I grew up in rural Wisconsin in a small town with a population just over 3,000. The town rests at the bottom of a valley with a stream running through downtown and a single four-way stop on Main Street. We live on the edge of the city, where houses fade to family farms that stretch back through the generations. Growing up, I was raised with small town hospitality and a strong sense of roots. My state may have been led astray in the 2016 election, but I was still proud of its past. Wisconsin had led the progressive movement, became the first state to ratify the 19th amendment recognizing women’s suffrage, and passed the first statewide anti-discrimination law in the country. But, despite its progressive legacy, Wisconsin, like many states in the Midwest, had a history that never made it into the curriculum—sundown towns.

97 percent of my community identifies as white. My town was likely one of the hundred cities across Wisconsin that were once known as sundown towns—all-white communities that, either formally or informally, excluded African Americans from settling in town or staying after sunset. Between 1890-1970, the Midwest had the highest number of sundown towns in the nation; Wisconsin alone once had an estimated 100. Signs posted on the city limits warned black visitors to keep their distance after dark. One outside Manitowoc, Wisconsin included a racial slur followed by the threat, “don’t let the sun go down on you in our town.” Those who didn’t obey the sign were often forcibly removed by white supremacist groups that used threats and violence to run black families out of the city, sometimes with the help of local law enforcement. 
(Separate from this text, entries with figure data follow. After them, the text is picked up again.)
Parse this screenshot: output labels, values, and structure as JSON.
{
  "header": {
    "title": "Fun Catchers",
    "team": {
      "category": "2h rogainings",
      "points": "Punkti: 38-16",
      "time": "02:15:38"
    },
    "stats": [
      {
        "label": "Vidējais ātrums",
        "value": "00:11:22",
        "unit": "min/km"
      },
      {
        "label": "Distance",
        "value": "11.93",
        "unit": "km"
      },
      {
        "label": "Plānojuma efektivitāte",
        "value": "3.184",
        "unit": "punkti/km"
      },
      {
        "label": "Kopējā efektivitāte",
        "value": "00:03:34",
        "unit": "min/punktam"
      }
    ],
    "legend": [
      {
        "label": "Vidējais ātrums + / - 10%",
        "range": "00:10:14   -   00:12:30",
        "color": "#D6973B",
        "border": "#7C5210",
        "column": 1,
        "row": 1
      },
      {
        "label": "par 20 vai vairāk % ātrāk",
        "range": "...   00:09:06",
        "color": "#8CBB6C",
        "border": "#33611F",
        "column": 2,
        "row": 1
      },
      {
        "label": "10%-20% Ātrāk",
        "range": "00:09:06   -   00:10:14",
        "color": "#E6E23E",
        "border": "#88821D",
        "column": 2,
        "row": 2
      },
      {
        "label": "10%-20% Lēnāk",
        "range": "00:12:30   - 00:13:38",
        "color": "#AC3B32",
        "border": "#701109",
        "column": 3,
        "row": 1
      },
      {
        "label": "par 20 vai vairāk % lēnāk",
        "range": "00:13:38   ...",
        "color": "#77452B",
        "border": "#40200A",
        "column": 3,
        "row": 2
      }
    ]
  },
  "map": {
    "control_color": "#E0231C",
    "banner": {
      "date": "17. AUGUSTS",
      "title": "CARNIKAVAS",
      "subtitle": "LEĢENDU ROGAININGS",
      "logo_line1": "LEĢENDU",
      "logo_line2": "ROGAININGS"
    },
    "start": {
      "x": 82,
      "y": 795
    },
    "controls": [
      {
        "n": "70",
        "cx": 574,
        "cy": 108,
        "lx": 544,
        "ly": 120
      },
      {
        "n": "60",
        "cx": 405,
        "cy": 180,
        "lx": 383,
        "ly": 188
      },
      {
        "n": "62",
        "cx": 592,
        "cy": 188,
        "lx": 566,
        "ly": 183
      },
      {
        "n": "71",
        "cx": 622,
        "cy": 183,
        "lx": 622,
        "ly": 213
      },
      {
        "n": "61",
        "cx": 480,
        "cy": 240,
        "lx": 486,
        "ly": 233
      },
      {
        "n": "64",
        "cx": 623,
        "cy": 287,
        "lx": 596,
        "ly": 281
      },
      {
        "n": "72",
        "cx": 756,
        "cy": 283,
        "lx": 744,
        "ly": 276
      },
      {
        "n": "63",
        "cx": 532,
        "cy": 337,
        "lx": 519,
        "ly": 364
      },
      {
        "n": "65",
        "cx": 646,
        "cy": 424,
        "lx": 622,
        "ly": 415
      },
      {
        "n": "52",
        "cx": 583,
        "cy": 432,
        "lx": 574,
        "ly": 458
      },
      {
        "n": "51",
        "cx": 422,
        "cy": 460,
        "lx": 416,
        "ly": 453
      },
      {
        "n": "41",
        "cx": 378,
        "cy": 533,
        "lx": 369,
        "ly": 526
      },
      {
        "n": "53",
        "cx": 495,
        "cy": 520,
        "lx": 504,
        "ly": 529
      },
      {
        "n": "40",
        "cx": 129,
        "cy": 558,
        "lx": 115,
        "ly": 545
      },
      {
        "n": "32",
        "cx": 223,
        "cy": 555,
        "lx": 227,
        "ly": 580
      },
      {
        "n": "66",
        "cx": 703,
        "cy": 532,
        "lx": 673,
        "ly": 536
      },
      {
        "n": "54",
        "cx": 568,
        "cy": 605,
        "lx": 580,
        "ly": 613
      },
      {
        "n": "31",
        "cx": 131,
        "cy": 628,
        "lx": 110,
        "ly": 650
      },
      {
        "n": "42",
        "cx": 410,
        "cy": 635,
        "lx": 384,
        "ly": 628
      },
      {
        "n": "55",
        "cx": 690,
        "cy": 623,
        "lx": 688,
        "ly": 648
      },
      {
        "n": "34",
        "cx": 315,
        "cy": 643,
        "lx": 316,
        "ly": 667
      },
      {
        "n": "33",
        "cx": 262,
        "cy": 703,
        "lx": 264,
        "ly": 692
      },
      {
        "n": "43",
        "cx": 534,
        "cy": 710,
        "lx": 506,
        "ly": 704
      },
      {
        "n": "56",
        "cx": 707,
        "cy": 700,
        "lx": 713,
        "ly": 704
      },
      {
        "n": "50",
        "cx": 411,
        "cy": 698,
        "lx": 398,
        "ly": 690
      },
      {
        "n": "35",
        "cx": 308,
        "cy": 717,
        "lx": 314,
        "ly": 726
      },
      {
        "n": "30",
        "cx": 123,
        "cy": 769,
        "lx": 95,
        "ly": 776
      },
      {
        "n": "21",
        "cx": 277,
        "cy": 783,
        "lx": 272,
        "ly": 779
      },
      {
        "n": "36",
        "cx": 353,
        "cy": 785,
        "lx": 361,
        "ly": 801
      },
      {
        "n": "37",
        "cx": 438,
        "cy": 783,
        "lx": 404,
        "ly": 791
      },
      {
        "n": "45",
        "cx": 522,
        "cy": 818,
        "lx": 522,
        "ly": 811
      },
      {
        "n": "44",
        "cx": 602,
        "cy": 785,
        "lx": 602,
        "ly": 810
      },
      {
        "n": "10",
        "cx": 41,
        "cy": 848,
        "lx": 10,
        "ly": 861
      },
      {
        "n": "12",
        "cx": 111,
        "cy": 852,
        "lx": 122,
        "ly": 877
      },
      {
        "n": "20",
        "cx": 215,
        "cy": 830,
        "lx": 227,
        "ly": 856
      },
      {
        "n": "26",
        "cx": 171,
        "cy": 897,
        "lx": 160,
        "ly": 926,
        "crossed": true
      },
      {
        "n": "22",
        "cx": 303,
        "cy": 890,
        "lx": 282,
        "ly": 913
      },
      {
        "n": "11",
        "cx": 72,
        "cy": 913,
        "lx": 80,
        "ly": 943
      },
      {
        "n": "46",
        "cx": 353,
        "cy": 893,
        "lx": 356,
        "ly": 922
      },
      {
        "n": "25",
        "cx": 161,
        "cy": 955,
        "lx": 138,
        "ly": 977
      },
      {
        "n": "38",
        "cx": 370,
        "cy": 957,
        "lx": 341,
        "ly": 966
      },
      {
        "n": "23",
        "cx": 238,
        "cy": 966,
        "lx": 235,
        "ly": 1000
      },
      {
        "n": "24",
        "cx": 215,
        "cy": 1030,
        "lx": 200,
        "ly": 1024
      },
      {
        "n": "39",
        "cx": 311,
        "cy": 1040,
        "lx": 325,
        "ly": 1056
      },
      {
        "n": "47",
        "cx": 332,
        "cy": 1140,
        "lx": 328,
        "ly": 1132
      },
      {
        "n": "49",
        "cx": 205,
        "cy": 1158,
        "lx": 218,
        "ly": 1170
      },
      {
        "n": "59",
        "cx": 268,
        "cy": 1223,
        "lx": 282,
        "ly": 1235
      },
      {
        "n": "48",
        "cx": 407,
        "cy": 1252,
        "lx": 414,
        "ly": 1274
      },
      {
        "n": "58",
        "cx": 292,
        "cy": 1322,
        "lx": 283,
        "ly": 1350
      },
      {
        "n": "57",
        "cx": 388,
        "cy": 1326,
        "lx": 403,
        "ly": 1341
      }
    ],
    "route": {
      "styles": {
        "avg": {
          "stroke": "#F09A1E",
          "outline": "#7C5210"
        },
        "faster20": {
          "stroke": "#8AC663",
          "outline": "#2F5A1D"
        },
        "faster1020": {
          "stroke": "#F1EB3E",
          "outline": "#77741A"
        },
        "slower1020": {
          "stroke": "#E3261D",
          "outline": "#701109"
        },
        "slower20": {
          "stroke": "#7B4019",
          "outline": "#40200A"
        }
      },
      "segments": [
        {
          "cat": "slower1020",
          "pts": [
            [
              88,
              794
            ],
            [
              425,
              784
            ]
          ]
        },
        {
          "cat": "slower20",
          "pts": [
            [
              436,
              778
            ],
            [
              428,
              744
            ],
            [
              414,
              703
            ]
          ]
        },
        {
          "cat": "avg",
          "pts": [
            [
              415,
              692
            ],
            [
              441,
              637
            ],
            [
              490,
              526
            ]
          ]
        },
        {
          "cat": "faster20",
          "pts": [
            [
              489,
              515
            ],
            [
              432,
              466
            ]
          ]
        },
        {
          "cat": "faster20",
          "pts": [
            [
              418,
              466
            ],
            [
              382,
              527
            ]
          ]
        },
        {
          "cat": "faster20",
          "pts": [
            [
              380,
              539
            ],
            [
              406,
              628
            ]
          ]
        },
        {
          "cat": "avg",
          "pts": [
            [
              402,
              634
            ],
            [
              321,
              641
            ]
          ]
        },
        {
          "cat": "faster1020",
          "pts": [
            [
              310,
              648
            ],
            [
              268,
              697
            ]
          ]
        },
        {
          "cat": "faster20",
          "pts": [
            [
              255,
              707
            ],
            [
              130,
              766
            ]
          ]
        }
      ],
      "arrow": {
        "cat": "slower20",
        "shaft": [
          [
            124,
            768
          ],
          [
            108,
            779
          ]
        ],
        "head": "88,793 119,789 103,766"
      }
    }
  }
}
It wasn’t just small towns either. Sundown towns soon spread to sundown suburbs, like Edina, Minnesota, a wealthy suburb on the outskirts of Minneapolis. Edina was originally founded by black families, but, in 1924, the surrounding land fell into the hands of Edina’s Country Club which turned the town into one of Minnesota first planned communities with the informal motto “Not one Negro and not one Jew.” By the 1930s, most black families had left Edina and moved back to Minneapolis or into more welcoming communities in other parts of the state. 

All-white towns, like mine, are no accident in the Midwest. The sun may have set on sundown towns, but the relics of racism linger. Despite its history as the heartland of progressive politics and the stereotype of Midwestern nice, Wisconsin, and particularly small town Wisconsin, still bears the scars of segregation. “Racism with a smile,” is how Leila Ali, a Somali immigrant and resident of Minneapolis, described it to The New York Times.

Like Minneapolis, Madison is a liberal bastion with politics as deep blue as the lakes surrounding the city. Residents boast of the miles of bike paths, America’s largest farmer’s market, the ardent student activists, and one of the highest concentrations of nonprofits in the nation. But, Madison is as fraught with racial tension as the rest of the country. Black adults represent just 6.7 percent of Wisconsin’s population, yet they make-up 42 percent of inmates. In Dane County, one of wealthiest counties in the state, almost three-quarters of black children live below the poverty line. In 2011, only 50 percent of black students graduated high school within four years and were only half as likely as their white peers to take the ACT or SAT. In fact, a 2014 report by the Annie E. Casey Foundation ranked Wisconsin as the worst state in the country for black children. For black students seeking opportunity, Wisconsin was one of the worst states to be. 

Last Tuesday, protesters in Madison tore down two historic statues outside the state capital: a statue of Col. Hans. Christian Heg, an anti-slavery activist and Union soldier who died fighting the Confederate army, and the “Forward” statue, a bronze sculpture of lady liberty with her right arm extended in a symbol of progress and devotion. In a tweet, Wisconsin Assembly Speaker Robin Vos condemned the violence, calling the destruction “despicable” and criticizing Governor Evers and Madison officials for failing to “deal with these thugs.” 

But, for protesters, the statue was a reminder of white liberal hypocrisy. The greatest outcry over the statues’ destruction came from proud progressives, those who vote Democrat, attend Black Lives Matter marches, and applaud the fall of Confederate monuments. And yet, many are unwilling to confront the legacy of slavery in their own backyards. 

Two days after the statues fell, Althea Bernstein, a biracial 18-year-old woman from Wisconsin, was attacked by a group of white men who yelled the N-word at her, doused her in lighter fluid, and threw a lighter through her car window causing the liquid to ignite. Bernstein sustained second- and third-degree burns on her cheek and neck. The Madison police and FBI are investigating the attack as a hate crime. 

As Ebony Anderson-Carter, a spokesperson for protesters, told Channel 3000, “We’re not moving forward, we’re moving backwards. This [statue] doesn’t need to be here until we’re ready to move forward.” 

By mourning the destruction of the statues, we are mourning the myth of progressivism. Madison’s liberal bubble hasn’t just insulated us from Trump’s bigotry. It’s allowed us to turn a blind eye to racism within our own city. The spirit of Wisconsin progress, embodied by the “Forward” statue, only applied to part of the population. For black residents, the state has failed to live up to its motto.